My first assignment after my initial intelligence training programs—at Army bases such as Fort Huachuca, Arizona, and Fort Devens, Massachusetts, and then attending Ranger training—was the 82nd Airborne Division (America’s Guard of Honor). There, I held a variety of assignments, but the most important and longest was as a platoon leader. During those formative years, I had deployments to Panama, Honduras, and other parts of Central America. In those days the United States was fighting the Sandinistas and engaging the Somozans and all manner of other insurgents in Central and South America. The Soviet Union and its allies were still our nation’s main enemy and the proxy wars raged all around us.
One of those proxy wars was being played out on a tiny island called Grenada, the Isle of Spice. Although I had already done operational deployments to Panama and Honduras, along the Nicaragua border, Grenada would be my first combat deployment and combat experience. I deployed as platoon leader in support of 2nd Brigade, 82nd Airborne for operations against the Cubans who had occupied and taken over large parts of Grenada. These same forces along with the rebel militia on the island were threatening our regional neighborhood, as well as threatening a large contingent of U.S. students attending medical school on the island.
While there are differing versions of this first combat deployment, what happened was as follows:
I was 1st Platoon leader, Alpha Company, 313th Military Intelligence Battalion, 82nd Airborne Division. 1st Platoon was a Signals Intelligence Collection and Electronic Warfare Jamming platoon. For that time, it was a pretty sophisticated outfit.
The 82nd had been mobilized to go into Grenada and our intelligence battalion was part of that mobilization.
We were herding all sorts of cats during the early, very chaotic days of this operation (Operation Urgent Fury), pushing members of the battalion out through the “Green Ramp” at Pope Air Force Base in support of the division’s deployment to Grenada. Once there, we had a few tasks: oust the Cubans, help the government of the now assassinated Maurice Bishop, push Communist influence out of the Caribbean, and save the American medical students who were being held against their will.
Many of those in my Collection and Jamming platoon were exceptional Spanish-speaking electronic warfare/signals collection analysts and linguists; many were from Puerto Rico, some from Los Angeles and a couple from New York City. All were tough paratroopers who you did not want fighting against you—these young men (including myself) were well trained and always ready for a fight. That was the 82nd Airborne way and still is.
We were well prepared for any such missions, but Grenada came as a surprise, like most conflicts and wars. Although Grenada had a substantial Cuban military presence, it was better known as a vacation spot with one of the most beautiful beaches in the world—but once things started to heat up, we were besieged with calls for support. Within a few hours, members from my platoon were ordered to deploy. To be blunt, there was a lot of chaos across the division, and that certainly existed at our battalion headquarters. Our command group, under Lieutenant Colonel Tom O’Connell (universally known as “OC” and a great leader), had already deployed.
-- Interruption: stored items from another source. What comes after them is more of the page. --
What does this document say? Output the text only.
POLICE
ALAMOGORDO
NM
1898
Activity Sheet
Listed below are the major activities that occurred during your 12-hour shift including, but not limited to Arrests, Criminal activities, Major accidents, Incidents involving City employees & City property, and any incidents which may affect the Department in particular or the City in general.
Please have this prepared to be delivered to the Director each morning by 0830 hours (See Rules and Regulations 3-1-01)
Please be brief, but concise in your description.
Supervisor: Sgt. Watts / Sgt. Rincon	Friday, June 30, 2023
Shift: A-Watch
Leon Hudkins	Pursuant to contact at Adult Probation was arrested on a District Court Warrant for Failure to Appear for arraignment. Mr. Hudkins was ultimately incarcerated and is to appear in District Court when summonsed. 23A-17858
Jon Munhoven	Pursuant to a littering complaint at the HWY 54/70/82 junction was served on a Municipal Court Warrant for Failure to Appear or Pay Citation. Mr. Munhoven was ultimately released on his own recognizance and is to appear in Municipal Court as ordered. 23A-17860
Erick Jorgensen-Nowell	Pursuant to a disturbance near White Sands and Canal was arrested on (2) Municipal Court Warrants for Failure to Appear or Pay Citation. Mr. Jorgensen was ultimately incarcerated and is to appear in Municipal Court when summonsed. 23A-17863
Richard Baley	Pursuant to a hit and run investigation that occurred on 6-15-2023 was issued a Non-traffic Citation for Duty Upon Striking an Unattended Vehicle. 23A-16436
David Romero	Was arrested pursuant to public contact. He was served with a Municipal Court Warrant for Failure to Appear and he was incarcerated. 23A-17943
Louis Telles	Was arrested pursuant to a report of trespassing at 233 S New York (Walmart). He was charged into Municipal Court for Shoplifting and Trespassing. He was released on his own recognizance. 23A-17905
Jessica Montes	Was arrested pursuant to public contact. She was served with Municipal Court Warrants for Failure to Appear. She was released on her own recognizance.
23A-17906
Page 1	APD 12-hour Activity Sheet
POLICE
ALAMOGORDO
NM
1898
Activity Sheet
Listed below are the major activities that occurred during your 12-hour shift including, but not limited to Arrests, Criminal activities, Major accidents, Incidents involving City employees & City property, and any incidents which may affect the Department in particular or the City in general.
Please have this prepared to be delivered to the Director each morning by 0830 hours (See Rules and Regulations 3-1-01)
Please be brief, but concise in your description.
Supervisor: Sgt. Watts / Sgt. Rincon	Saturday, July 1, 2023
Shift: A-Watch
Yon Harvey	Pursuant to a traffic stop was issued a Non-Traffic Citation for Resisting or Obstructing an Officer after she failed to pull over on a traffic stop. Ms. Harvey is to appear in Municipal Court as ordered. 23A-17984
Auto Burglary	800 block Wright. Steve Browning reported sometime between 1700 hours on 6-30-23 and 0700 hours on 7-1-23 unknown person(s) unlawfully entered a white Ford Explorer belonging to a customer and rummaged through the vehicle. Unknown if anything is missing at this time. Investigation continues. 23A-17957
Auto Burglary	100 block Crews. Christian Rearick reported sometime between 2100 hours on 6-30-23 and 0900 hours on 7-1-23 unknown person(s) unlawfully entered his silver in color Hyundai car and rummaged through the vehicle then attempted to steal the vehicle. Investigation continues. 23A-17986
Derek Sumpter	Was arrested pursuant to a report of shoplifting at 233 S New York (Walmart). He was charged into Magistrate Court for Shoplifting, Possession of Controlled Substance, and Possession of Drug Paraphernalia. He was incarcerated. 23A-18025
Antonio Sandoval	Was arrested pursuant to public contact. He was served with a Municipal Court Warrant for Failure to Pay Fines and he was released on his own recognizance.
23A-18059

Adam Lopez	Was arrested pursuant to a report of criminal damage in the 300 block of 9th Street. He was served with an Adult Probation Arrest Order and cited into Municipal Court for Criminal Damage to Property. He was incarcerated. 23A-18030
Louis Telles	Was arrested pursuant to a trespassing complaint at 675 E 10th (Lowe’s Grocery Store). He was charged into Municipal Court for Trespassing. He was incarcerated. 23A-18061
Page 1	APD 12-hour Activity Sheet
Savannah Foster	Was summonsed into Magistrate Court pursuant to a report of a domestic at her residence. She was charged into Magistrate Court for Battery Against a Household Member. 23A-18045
He took a few men forward as a command and control element to support the division’s Tactical Command Post positioned off the airfield on Grenada.
As I was being asked to deploy members of my platoon, I went to my company commander and asked for permission to deploy the remainder of my platoon, believing we could support not only current operations but any follow-on deployments that might be necessary. The reporting coming back from Grenada was a bit disjointed and the situation was confused (to be kind). And it didn’t sound like things were going well.
My commander approved and at that stage I returned to the remainder of my platoon, who were all ready to go. We then arranged transportation down to Green Ramp and proceeded to get ourselves manifested on the next tranche of forces deploying into Grenada. This all happened in about a day and we finally got on an aircraft late night/early morning and arrived in Grenada at approximately first light. When we arrived, we grabbed up all of our equipment (we brought extra SIGINT and other special collection equipment) and moved to the hill overlooking the airfield where our battalion HQ was located and where I would find Lieutenant Colonel O’Connell.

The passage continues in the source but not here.